Medical group Netcare has suffered a setback in a privacy case involving one of its patients, Nicholaas de Jager.
This, after the courts yesterday allowed De Jager to challenge a recent ruling in favour of Netcare, granting him leave to apply for an appeal against a February 2025 High Court judgement that admitted surveillance evidence into the trial.
De Jager had instituted a damages claim of approximately R25 million against Netcare following an unsuccessful surgery.
In an effort to contest the extent of his claimed impairments, Netcare commissioned a private investigator to conduct covert surveillance, capturing photographic and video evidence of his daily activities.
De Jager opposed the admission of this material, arguing that it infringed his constitutional right to privacy under section 14 of the Constitution.
Early in the proceedings, two legal scholars – professors Sizwe Snail ka Mtuze and Donrich Thaldar – were admitted as amici curiae and made detailed submissions that helped the court navigate the complex intersection of privacy, constitutional rights and statutory law.
In court papers, De Jager’s legal team confirmed that the forthcoming appeal will be directed to the Supreme Court of Appeal, or alternatively the Constitutional Court.
They argue that the case raises critical constitutional and legislative questions with “jurisprudential value for future cases”.
The dispute centres on whether the surveillance, conducted without De Jager’s knowledge, violated his constitutional right to privacy.
Judge Mandlenkosi Percival Motha had ruled that De Jager erred in relying directly on the Constitution rather than the Protection of Personal Information Act (POPIA), which codifies informational privacy in South Africa.

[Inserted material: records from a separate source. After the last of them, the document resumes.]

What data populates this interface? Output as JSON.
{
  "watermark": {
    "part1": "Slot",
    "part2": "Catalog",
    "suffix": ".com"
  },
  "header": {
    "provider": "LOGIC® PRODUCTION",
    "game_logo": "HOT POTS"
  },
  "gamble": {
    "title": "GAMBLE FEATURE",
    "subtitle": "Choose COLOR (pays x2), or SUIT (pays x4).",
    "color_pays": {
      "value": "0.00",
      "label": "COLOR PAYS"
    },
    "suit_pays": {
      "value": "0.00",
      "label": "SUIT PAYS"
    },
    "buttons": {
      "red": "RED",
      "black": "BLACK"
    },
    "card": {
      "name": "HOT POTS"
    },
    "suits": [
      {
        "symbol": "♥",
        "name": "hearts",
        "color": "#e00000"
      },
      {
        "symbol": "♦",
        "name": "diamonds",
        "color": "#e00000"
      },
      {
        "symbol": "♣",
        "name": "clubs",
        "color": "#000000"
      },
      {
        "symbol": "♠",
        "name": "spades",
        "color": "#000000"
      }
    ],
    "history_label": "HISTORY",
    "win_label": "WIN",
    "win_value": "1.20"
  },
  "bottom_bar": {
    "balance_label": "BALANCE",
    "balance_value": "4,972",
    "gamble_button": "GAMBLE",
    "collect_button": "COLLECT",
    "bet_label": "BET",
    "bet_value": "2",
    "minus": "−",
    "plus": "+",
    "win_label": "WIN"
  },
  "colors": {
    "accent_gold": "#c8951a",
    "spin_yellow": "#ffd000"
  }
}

On this basis, the court dismissed his objection to the evidence.
In his notice of appeal, De Jager contends the court misapplied the principle of subsidiarity, asserting that constitutional objections can be validly raised during trial when evidence is improperly obtained.
He maintains that requiring a direct constitutional challenge to POPIA in this context was an error.

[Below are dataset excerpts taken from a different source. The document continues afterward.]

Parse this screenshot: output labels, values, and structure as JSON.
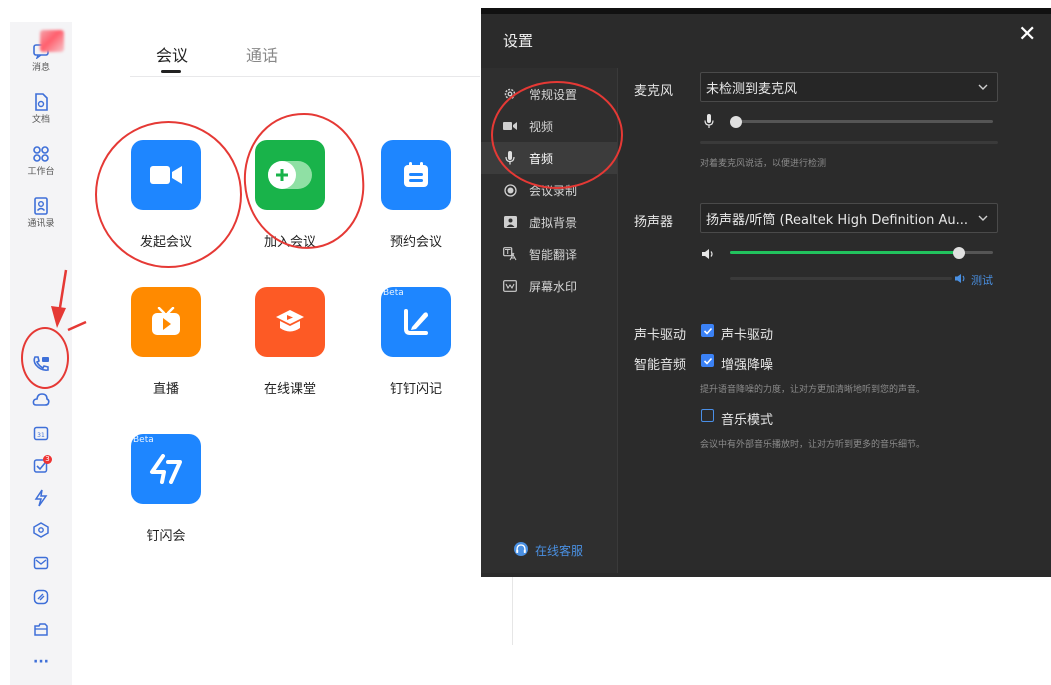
{
  "rail": {
    "items": [
      {
        "label": "消息",
        "icon": "message-icon"
      },
      {
        "label": "文档",
        "icon": "document-icon"
      },
      {
        "label": "工作台",
        "icon": "workbench-icon"
      },
      {
        "label": "通讯录",
        "icon": "contacts-icon"
      }
    ],
    "todo_badge": "3",
    "more": "···"
  },
  "main": {
    "tabs": [
      {
        "label": "会议",
        "active": true
      },
      {
        "label": "通话",
        "active": false
      }
    ],
    "tiles": [
      {
        "label": "发起会议",
        "icon": "video-camera-icon",
        "color": "#1e86ff"
      },
      {
        "label": "加入会议",
        "icon": "join-plus-icon",
        "color": "#19b34a"
      },
      {
        "label": "预约会议",
        "icon": "calendar-icon",
        "color": "#1e86ff"
      },
      {
        "label": "直播",
        "icon": "live-tv-icon",
        "color": "#ff8a00"
      },
      {
        "label": "在线课堂",
        "icon": "classroom-icon",
        "color": "#fd5a25"
      },
      {
        "label": "钉钉闪记",
        "icon": "flash-note-icon",
        "color": "#1e86ff",
        "badge": "Beta"
      },
      {
        "label": "钉闪会",
        "icon": "flash-meeting-icon",
        "color": "#1e86ff",
        "badge": "Beta"
      }
    ]
  },
  "settings": {
    "title": "设置",
    "close": "✕",
    "nav": [
      {
        "label": "常规设置",
        "icon": "gear-icon",
        "active": false
      },
      {
        "label": "视频",
        "icon": "video-icon",
        "active": false
      },
      {
        "label": "音频",
        "icon": "microphone-icon",
        "active": true
      },
      {
        "label": "会议录制",
        "icon": "record-icon",
        "active": false
      },
      {
        "label": "虚拟背景",
        "icon": "virtual-background-icon",
        "active": false
      },
      {
        "label": "智能翻译",
        "icon": "translate-icon",
        "active": false
      },
      {
        "label": "屏幕水印",
        "icon": "watermark-icon",
        "active": false
      }
    ],
    "support": "在线客服",
    "microphone": {
      "label": "麦克风",
      "selected": "未检测到麦克风",
      "level": 0.0,
      "hint": "对着麦克风说话，以便进行检测"
    },
    "speaker": {
      "label": "扬声器",
      "selected": "扬声器/听筒 (Realtek High Definition Au...",
      "volume": 0.87,
      "test": "测试"
    },
    "driver": {
      "label": "声卡驱动",
      "option": "声卡驱动",
      "checked": true
    },
    "smart_audio": {
      "label": "智能音频",
      "noise": {
        "option": "增强降噪",
        "checked": true,
        "hint": "提升语音降噪的力度，让对方更加清晰地听到您的声音。"
      },
      "music": {
        "option": "音乐模式",
        "checked": false,
        "hint": "会议中有外部音乐播放时，让对方听到更多的音乐细节。"
      }
    }
  }
}
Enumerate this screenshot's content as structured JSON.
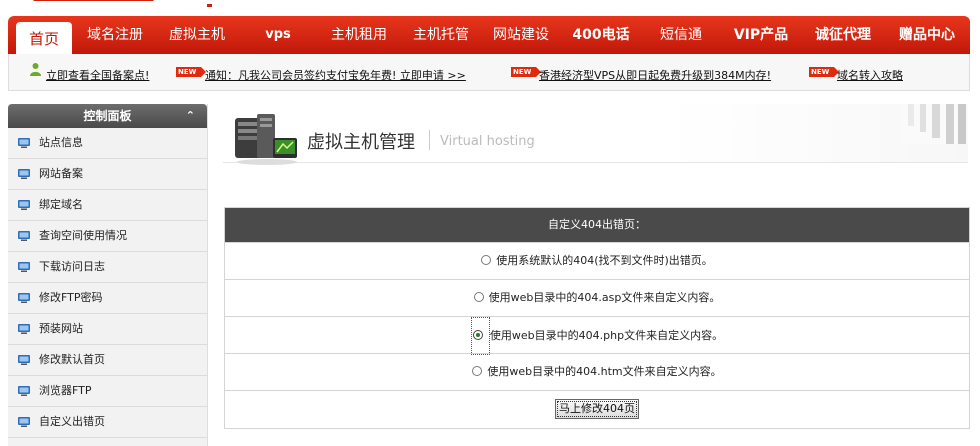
{
  "nav": {
    "items": [
      {
        "label": "首页"
      },
      {
        "label": "域名注册"
      },
      {
        "label": "虚拟主机"
      },
      {
        "label": "vps"
      },
      {
        "label": "主机租用"
      },
      {
        "label": "主机托管"
      },
      {
        "label": "网站建设"
      },
      {
        "label": "400电话"
      },
      {
        "label": "短信通"
      },
      {
        "label": "VIP产品"
      },
      {
        "label": "诚征代理"
      },
      {
        "label": "赠品中心"
      }
    ]
  },
  "notice": {
    "link1": "立即查看全国备案点!",
    "badge": "NEW",
    "link2": "通知：凡我公司会员签约支付宝免年费! 立即申请 >>",
    "link3": "香港经济型VPS从即日起免费升级到384M内存!",
    "link4": "域名转入攻略"
  },
  "sidebar": {
    "title": "控制面板",
    "items": [
      {
        "label": "站点信息"
      },
      {
        "label": "网站备案"
      },
      {
        "label": "绑定域名"
      },
      {
        "label": "查询空间使用情况"
      },
      {
        "label": "下载访问日志"
      },
      {
        "label": "修改FTP密码"
      },
      {
        "label": "预装网站"
      },
      {
        "label": "修改默认首页"
      },
      {
        "label": "浏览器FTP"
      },
      {
        "label": "自定义出错页"
      }
    ]
  },
  "header": {
    "title": "虚拟主机管理",
    "subtitle": "Virtual hosting"
  },
  "form": {
    "heading": "自定义404出错页：",
    "options": [
      {
        "label": "使用系统默认的404(找不到文件时)出错页。",
        "selected": false
      },
      {
        "label": "使用web目录中的404.asp文件来自定义内容。",
        "selected": false
      },
      {
        "label": "使用web目录中的404.php文件来自定义内容。",
        "selected": true
      },
      {
        "label": "使用web目录中的404.htm文件来自定义内容。",
        "selected": false
      }
    ],
    "submit_label": "马上修改404页"
  },
  "colors": {
    "brand_red": "#d21f0a",
    "table_header": "#4a4a4a"
  }
}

De Jager further argues that the court failed to properly apply POPIA, particularly its strict provisions governing the processing of personal data relating to minor children.
He claims that the selective redaction of images ordered by the court undermines the Act’s protections and does not remedy the unlawfulness of Netcare’s evidence-gathering.

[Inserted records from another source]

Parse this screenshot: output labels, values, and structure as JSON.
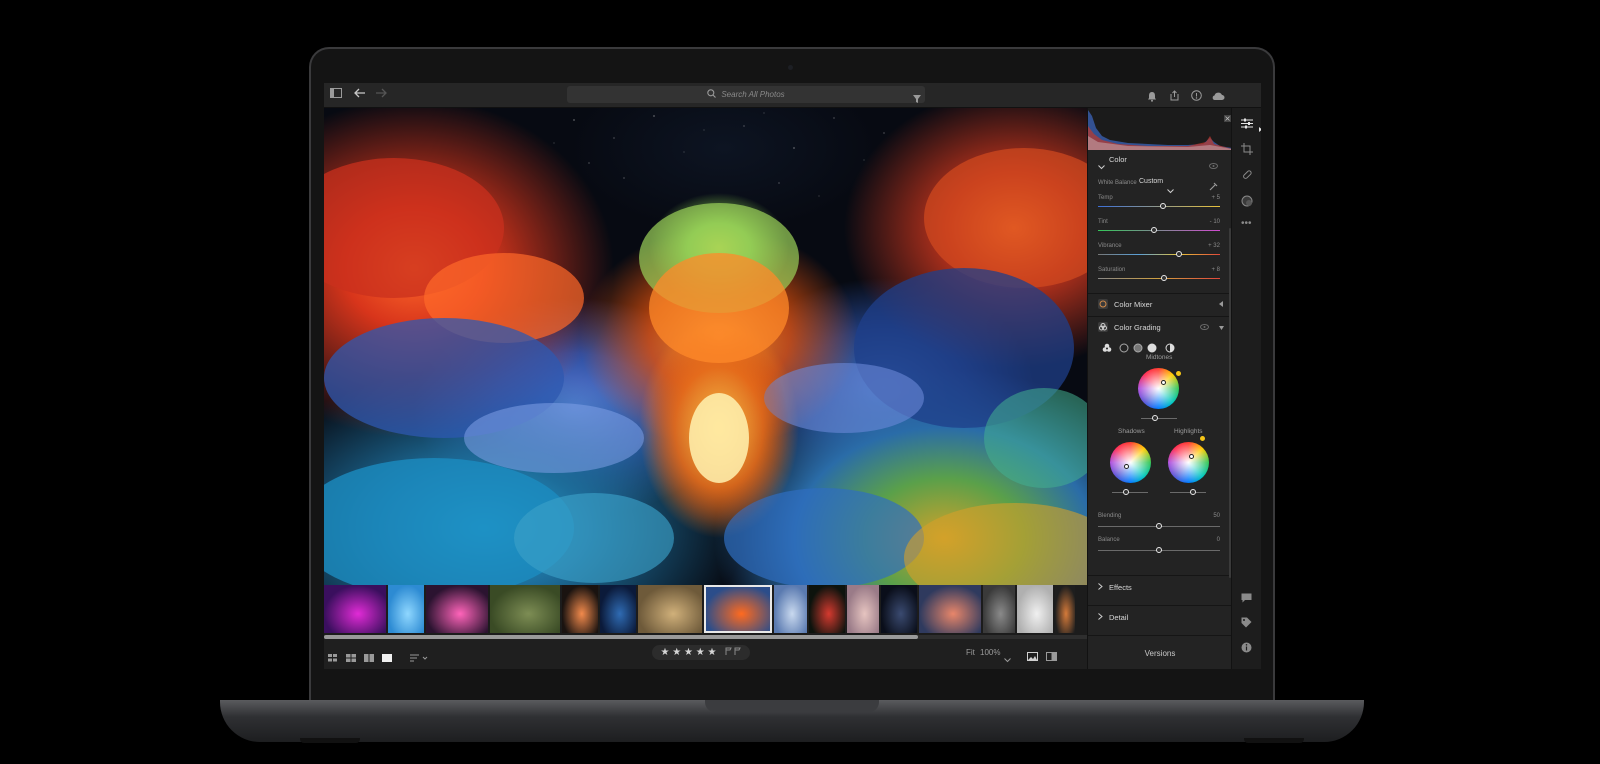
{
  "topbar": {
    "search_placeholder": "Search All Photos",
    "icons": [
      "sidebar-toggle-icon",
      "back-arrow-icon",
      "forward-arrow-icon",
      "search-icon",
      "filter-icon",
      "bell-icon",
      "share-icon",
      "help-icon",
      "cloud-icon"
    ]
  },
  "filmstrip": {
    "thumbs": [
      {
        "color": "#3a0f5e",
        "accent": "#e12bd6",
        "w": 62
      },
      {
        "color": "#2d8bd3",
        "accent": "#8fd7ff",
        "w": 36
      },
      {
        "color": "#2b1330",
        "accent": "#ff64ba",
        "w": 62
      },
      {
        "color": "#3a4b25",
        "accent": "#7d8d54",
        "w": 70
      },
      {
        "color": "#1a1310",
        "accent": "#f28a4c",
        "w": 36
      },
      {
        "color": "#0b1a3a",
        "accent": "#2f6bb3",
        "w": 36
      },
      {
        "color": "#6e5a3a",
        "accent": "#d0b07a",
        "w": 64
      },
      {
        "color": "#2b4d8a",
        "accent": "#ff6a1f",
        "w": 68,
        "selected": true
      },
      {
        "color": "#5a7ab0",
        "accent": "#c9d9ef",
        "w": 33
      },
      {
        "color": "#0d130d",
        "accent": "#d43a2f",
        "w": 36
      },
      {
        "color": "#9a7b88",
        "accent": "#e6c4c0",
        "w": 32
      },
      {
        "color": "#0a0e1a",
        "accent": "#3a4a70",
        "w": 36
      },
      {
        "color": "#2f3a5e",
        "accent": "#e8866a",
        "w": 62
      },
      {
        "color": "#3a3a3a",
        "accent": "#8a8a8a",
        "w": 32
      },
      {
        "color": "#b0b0b0",
        "accent": "#f0f0f0",
        "w": 36
      },
      {
        "color": "#1e1e1e",
        "accent": "#d47a3a",
        "w": 20
      }
    ]
  },
  "bottombar": {
    "stars": "★ ★ ★ ★ ★",
    "fit_label": "Fit",
    "zoom_label": "100%"
  },
  "panel": {
    "color_section": "Color",
    "white_balance_label": "White Balance",
    "white_balance_value": "Custom",
    "sliders": [
      {
        "name": "Temp",
        "value": "+ 5",
        "pos": 0.53
      },
      {
        "name": "Tint",
        "value": "- 10",
        "pos": 0.46
      },
      {
        "name": "Vibrance",
        "value": "+ 32",
        "pos": 0.66
      },
      {
        "name": "Saturation",
        "value": "+ 8",
        "pos": 0.54
      }
    ],
    "color_mixer_label": "Color Mixer",
    "color_grading_label": "Color Grading",
    "midtones_label": "Midtones",
    "shadows_label": "Shadows",
    "highlights_label": "Highlights",
    "blending_label": "Blending",
    "blending_value": "50",
    "balance_label": "Balance",
    "balance_value": "0",
    "effects_label": "Effects",
    "detail_label": "Detail",
    "versions_label": "Versions"
  },
  "colors": {
    "panel_bg": "#232323",
    "accent_yellow": "#f5c518"
  }
}
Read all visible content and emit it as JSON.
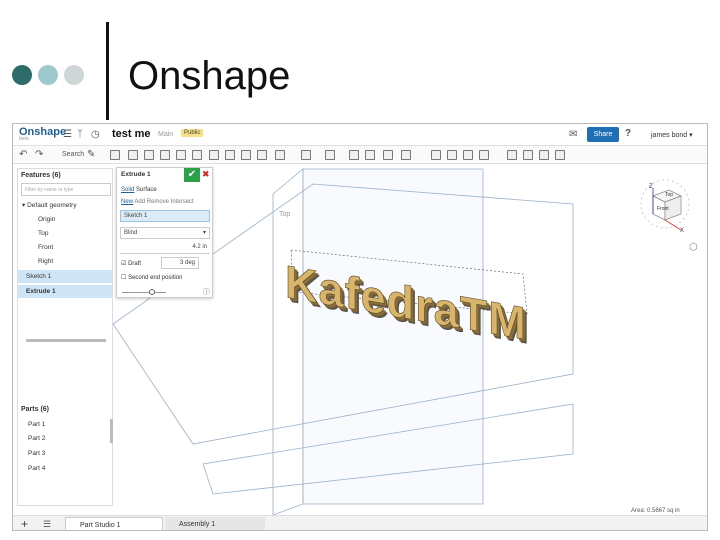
{
  "slide": {
    "title": "Onshape"
  },
  "app": {
    "logo": "Onshape",
    "logo_sub": "beta",
    "doc_name": "test me",
    "branch": "Main",
    "badge": "Public",
    "share_label": "Share",
    "help_label": "?",
    "user": "james bond ▾",
    "search_label": "Search"
  },
  "features": {
    "title": "Features (6)",
    "filter_placeholder": "Filter by name or type",
    "default_geometry": "Default geometry",
    "items": [
      "Origin",
      "Top",
      "Front",
      "Right"
    ],
    "sketch": "Sketch 1",
    "extrude": "Extrude 1"
  },
  "parts": {
    "title": "Parts (6)",
    "items": [
      "Part 1",
      "Part 2",
      "Part 3",
      "Part 4"
    ]
  },
  "extrude_dialog": {
    "title": "Extrude 1",
    "ok": "✔",
    "cancel": "✖",
    "solid": "Solid",
    "surface": "Surface",
    "op_new": "New",
    "op_rest": "Add Remove Intersect",
    "sketch_field": "Sketch 1",
    "end_type": "Blind",
    "depth": "4.2 in",
    "draft_label": "Draft",
    "draft_value": "3 deg",
    "second_end": "Second end position"
  },
  "viewport": {
    "text_3d": "KafedraTM",
    "view_front": "Front",
    "view_top": "Top",
    "axis_z": "Z",
    "axis_x": "X"
  },
  "bottom": {
    "tab_part_studio": "Part Studio 1",
    "tab_assembly": "Assembly 1",
    "area": "Area: 0.5667 sq in"
  },
  "colors": {
    "accent": "#1f6fb6",
    "ok": "#2da04a",
    "selection": "#cfe5f5"
  }
}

The appeal also raises broader constitutional concerns, as De Jager asserts that some evidence was collected in private spaces where he had a legitimate expectation of privacy and that the court overlooked Constitutional Court jurisprudence that has expanded the scope of privacy rights.
His lawyers further submit that the High Court judgement risks narrowing the role of foreign and international law in interpreting constitutional rights. While the judge emphasised an Afrocentric approach to jurisprudence, De Jager argues that the Constitution requires courts to consider international law when interpreting the Bill of Rights.
De Jager’s notice states that granting leave to appeal serves the interests of justice, noting that the ruling has “significant consequences” for privacy rights, the admissibility of evidence, and the development of South African common law.
If successful, the appeal could set a precedent on the interaction between POPIA and constitutional privacy rights in civil litigation, particularly in cases involving surveillance evidence.
“We advise that we will continue with proceedings in the Supreme Court of Appeal based upon the honourable Motha granting leave to appeal to the Supreme Court of Appeal on 17 September 2025,” De Jager’s legal team tells ITWeb via e-mail.